The reason for this, according to Kaufman, is primarily because the thickness of the litter layer hinders the deer mouse's ability to forage for food. By periodically eliminating that layer, this process becomes much easier, causing the population of deer mice to thrive.

The grazing of tallgrass prairies is another factor that can greatly affect small mammal populations. Much like the seasonal burning of the grasses, heavy grazing by bison or cattle can lead to a decrease in the foliage upon which the small mammal populations depend for survival. In addition, the region's climate, particularly drought conditions, in any given year can affect the growth of the grasses, and as a result, change the habitat of the small mammals.

Kaufman said the majority of information that has been gained from research on the 14 sites at Konza has been directly linked to burning patterns.
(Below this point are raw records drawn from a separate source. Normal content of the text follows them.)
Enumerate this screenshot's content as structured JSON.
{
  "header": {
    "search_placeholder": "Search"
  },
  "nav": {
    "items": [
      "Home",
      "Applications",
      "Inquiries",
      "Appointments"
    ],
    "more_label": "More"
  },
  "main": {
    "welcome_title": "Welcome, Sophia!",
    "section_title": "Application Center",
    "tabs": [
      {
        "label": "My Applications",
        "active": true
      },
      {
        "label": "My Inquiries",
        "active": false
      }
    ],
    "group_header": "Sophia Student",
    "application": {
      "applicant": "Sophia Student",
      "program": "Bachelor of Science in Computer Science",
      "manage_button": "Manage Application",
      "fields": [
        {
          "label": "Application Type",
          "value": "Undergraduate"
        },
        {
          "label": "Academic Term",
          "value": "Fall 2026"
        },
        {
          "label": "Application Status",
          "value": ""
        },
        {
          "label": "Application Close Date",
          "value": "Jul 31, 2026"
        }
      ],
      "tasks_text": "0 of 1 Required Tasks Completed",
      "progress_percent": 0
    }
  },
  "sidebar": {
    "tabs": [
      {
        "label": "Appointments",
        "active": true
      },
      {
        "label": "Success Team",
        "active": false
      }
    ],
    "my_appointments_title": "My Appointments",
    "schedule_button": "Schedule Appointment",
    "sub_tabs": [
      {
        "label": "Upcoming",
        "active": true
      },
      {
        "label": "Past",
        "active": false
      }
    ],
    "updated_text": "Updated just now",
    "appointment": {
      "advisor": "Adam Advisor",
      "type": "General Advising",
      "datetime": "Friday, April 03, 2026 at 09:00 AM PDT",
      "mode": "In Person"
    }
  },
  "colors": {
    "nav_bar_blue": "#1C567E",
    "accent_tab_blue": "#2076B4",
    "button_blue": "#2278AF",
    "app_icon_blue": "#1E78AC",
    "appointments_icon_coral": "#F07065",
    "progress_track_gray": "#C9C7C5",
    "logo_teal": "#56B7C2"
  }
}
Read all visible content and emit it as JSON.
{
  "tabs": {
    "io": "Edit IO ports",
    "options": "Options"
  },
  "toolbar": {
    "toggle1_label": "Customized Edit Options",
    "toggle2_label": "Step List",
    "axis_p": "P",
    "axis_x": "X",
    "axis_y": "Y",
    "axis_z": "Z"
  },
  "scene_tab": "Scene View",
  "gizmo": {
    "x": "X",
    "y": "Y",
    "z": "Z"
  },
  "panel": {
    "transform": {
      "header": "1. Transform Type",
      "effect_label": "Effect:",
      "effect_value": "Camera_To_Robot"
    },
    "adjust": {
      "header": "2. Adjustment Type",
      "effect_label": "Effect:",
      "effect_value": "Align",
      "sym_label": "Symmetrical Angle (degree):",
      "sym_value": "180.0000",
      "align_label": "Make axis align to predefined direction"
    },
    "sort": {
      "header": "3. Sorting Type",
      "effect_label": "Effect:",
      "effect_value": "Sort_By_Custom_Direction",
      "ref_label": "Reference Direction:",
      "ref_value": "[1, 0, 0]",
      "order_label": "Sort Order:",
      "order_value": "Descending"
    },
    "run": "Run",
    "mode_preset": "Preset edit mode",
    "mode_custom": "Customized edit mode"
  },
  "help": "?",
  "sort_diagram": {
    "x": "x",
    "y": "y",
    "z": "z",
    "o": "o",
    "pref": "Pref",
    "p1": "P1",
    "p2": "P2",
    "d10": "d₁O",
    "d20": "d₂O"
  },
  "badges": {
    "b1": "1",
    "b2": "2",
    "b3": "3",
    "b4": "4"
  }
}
This, he said, makes the research done by K-State faculty unique.

"If you go around the United States and Canada, there's no place where fire is such a part of the culture," he said. "People have tended to accept it."

In addition to serving to keep the tallgrass species intact, Kaufman said burning also helps to maintain the prairie itself. "One of our interests in the fire is ultimately management related to keeping the woody growth out," he said.

This burning process is not without a strong historical origin, Kaufman said. "In the 1850s, the goal of the spring burning was to eliminate old growth so that new growth was nutritious for the cattle that were brought up from Texas," he said.

"The aftermath of regular burning was that people kept the woody vegetation out."

Kaufman's research is vital to the future of our country's natural lands. "As people try to restore prairie or establish parks or preserves in other states, some notion of how you might manage those natural lands becomes important," he said.